En lo concreto, para no complicar las cosas, tratémonos de dar cuenta que en cada cosa que nos pasa en el día no podemos negarle a Dios lo que le corresponde. No podemos negarle al Padre Dios lo que es suyo. Todo es por él, de él y para él: tu corazón y el mío.

Y en la historia de este día concreto –del que nos toca vivir ahora–, hay que dejarse encontrar por el que nos busca, no rechazar sus enviados, tantos signos de cada día, y para eso hay que estar atentos a cada detalle del día sin dejarnos abrumar por el trabajo cotidiano.

¡Que no nos pase lo del rico de la parábola de ayer!: que se adueñó de los bienes que había recibido y no supo compartirlos. Después, ya no habrá tiempo. Una vez que nos toque partir de este mundo, ya no habrá tiempo. Una vez que venga el que va a cosechar y recoger los frutos –al final de los tiempos–, ya no habrá tiempo.

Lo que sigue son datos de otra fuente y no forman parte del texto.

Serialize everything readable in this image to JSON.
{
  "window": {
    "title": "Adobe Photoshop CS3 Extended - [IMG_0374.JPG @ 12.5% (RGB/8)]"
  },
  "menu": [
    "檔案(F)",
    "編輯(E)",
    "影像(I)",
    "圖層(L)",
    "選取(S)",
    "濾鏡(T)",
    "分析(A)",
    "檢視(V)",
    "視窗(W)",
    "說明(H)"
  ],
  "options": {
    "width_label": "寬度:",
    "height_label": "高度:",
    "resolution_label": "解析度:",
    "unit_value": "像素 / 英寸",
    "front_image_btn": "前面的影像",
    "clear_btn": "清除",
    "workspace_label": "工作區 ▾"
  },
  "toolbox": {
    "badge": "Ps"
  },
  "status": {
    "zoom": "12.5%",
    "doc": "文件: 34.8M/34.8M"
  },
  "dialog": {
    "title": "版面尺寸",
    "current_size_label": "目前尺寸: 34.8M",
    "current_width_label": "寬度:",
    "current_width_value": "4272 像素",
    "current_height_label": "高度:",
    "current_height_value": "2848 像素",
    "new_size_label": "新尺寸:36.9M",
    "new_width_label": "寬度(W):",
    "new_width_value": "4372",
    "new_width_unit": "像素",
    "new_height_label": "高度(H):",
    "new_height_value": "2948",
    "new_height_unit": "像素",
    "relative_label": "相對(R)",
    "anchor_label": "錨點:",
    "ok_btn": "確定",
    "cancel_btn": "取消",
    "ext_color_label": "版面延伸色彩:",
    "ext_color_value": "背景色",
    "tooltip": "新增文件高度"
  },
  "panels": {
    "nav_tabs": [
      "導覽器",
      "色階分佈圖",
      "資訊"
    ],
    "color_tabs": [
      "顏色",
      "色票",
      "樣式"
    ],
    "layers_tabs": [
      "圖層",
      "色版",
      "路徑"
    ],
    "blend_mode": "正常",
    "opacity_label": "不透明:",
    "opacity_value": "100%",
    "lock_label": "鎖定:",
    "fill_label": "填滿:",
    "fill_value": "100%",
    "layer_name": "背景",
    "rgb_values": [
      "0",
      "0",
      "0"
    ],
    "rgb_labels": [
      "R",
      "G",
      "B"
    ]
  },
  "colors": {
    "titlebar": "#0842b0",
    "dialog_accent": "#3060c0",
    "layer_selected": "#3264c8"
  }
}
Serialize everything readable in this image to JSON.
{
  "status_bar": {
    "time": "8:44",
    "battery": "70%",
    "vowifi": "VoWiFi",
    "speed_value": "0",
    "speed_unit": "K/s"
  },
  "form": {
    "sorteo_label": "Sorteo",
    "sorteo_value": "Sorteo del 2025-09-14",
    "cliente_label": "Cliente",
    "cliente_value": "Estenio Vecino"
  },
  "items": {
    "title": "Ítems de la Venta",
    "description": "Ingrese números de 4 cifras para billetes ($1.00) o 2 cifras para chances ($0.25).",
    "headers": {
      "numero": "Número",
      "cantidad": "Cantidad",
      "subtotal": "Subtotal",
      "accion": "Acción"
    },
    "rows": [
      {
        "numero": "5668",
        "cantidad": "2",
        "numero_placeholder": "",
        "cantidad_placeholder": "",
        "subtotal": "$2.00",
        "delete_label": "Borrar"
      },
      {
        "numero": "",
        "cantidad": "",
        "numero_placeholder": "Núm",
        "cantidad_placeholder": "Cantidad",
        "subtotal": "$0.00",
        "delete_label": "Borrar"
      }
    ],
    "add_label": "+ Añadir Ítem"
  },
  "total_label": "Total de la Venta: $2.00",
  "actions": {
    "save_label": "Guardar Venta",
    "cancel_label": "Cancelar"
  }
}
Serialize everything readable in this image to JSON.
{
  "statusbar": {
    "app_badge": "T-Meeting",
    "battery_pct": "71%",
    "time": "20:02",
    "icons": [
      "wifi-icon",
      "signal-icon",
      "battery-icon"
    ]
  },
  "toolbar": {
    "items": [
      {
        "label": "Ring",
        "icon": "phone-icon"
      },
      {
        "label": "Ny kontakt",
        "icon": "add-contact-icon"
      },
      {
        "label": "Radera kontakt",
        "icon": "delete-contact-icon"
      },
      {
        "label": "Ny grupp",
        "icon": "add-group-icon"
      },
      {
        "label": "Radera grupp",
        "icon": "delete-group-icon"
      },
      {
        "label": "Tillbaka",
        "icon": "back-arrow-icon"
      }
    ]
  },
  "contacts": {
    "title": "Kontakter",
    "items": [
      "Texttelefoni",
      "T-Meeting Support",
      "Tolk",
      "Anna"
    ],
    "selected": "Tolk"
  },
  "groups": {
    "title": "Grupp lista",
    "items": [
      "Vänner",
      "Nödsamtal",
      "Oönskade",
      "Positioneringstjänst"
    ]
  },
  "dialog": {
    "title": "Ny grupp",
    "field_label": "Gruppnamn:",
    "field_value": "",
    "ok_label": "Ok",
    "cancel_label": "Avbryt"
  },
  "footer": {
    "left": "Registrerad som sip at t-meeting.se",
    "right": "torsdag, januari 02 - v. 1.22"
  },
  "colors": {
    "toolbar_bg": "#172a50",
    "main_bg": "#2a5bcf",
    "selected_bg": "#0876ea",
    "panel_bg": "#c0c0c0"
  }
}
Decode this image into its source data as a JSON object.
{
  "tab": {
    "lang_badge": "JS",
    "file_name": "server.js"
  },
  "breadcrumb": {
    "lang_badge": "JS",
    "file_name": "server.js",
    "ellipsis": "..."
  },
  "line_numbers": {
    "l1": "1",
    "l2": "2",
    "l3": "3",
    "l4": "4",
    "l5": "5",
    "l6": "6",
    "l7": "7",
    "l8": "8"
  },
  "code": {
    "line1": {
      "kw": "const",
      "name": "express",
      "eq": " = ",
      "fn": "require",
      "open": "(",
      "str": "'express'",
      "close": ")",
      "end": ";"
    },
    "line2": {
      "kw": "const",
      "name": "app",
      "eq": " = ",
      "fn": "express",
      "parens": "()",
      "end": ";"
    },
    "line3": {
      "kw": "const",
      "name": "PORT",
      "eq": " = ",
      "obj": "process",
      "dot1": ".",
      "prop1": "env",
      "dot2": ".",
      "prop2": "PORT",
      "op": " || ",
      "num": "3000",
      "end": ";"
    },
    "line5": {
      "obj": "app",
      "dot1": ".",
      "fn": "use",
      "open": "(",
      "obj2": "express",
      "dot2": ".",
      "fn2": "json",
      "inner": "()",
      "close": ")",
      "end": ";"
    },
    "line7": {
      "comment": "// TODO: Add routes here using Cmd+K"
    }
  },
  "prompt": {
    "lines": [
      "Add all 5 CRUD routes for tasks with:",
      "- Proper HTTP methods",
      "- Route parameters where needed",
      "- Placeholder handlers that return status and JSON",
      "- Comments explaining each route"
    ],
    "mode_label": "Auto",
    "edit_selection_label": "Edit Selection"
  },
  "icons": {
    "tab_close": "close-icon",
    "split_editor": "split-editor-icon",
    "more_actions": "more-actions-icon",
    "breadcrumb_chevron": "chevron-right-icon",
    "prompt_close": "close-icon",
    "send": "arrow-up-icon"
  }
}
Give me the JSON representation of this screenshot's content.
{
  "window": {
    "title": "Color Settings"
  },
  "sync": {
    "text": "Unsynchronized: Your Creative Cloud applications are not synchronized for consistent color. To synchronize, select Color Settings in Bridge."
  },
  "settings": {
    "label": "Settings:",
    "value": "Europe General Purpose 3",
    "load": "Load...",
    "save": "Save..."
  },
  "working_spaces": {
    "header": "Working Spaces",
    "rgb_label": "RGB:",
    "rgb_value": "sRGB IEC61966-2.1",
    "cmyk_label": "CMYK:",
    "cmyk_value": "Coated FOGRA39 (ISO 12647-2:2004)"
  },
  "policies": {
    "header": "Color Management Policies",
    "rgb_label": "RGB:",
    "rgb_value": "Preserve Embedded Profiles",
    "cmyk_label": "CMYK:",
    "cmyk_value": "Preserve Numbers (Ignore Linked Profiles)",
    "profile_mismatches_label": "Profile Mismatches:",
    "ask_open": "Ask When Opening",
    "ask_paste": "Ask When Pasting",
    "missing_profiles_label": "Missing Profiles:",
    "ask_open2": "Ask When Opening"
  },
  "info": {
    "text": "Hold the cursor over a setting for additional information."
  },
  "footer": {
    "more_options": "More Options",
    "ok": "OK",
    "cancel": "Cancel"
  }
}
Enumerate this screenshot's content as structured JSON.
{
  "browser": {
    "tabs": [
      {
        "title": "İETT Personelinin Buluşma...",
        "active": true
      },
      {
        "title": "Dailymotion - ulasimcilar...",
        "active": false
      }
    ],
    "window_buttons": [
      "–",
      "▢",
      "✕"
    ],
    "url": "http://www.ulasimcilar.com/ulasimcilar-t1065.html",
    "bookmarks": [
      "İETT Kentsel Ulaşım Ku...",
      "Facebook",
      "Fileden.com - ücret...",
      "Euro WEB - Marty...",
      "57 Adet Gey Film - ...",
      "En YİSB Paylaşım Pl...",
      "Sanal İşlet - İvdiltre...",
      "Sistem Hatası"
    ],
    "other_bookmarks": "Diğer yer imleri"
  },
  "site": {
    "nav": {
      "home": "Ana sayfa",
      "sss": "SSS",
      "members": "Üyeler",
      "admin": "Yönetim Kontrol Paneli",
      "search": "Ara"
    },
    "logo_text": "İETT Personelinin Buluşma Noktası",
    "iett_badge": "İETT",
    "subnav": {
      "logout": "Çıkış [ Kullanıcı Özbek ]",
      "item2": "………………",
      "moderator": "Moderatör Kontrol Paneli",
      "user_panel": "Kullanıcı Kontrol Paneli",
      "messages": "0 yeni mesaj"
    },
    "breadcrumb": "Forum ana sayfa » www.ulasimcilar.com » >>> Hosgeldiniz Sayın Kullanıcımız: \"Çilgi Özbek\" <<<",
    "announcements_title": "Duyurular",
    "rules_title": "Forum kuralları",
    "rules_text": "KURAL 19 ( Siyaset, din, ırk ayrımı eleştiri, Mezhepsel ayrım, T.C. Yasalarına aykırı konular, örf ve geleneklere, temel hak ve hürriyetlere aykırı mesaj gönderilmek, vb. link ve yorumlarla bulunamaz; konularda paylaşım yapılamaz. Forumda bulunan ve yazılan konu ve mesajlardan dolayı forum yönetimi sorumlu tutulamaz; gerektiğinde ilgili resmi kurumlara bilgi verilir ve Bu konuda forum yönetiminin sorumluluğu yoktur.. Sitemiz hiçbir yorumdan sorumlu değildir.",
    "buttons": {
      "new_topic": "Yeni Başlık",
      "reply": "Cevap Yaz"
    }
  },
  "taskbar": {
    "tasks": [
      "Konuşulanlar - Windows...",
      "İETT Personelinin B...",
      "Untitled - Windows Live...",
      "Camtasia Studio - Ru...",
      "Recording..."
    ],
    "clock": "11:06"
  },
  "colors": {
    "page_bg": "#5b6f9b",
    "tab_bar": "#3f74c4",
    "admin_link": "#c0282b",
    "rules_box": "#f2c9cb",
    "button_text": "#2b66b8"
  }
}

El tiempo es ahora. Ahora tenemos que amar, ahora tenemos que mirar a ese que pasamos de largo, ahora tenemos que ir a perdonar al que no quisimos perdonar, ahora es cuando tenemos que ir a hablarle a ese abuelo o abuela, a ese tío, primo o hermano con el que no hablamos hace tanto tiempo. Es ahora, es hoy. Aprovechemos este día para que Jesús se haga presente en nuestra vida y con su amor nos ayude a descubrir el amor que a veces tenemos guardado y no queremos entregar.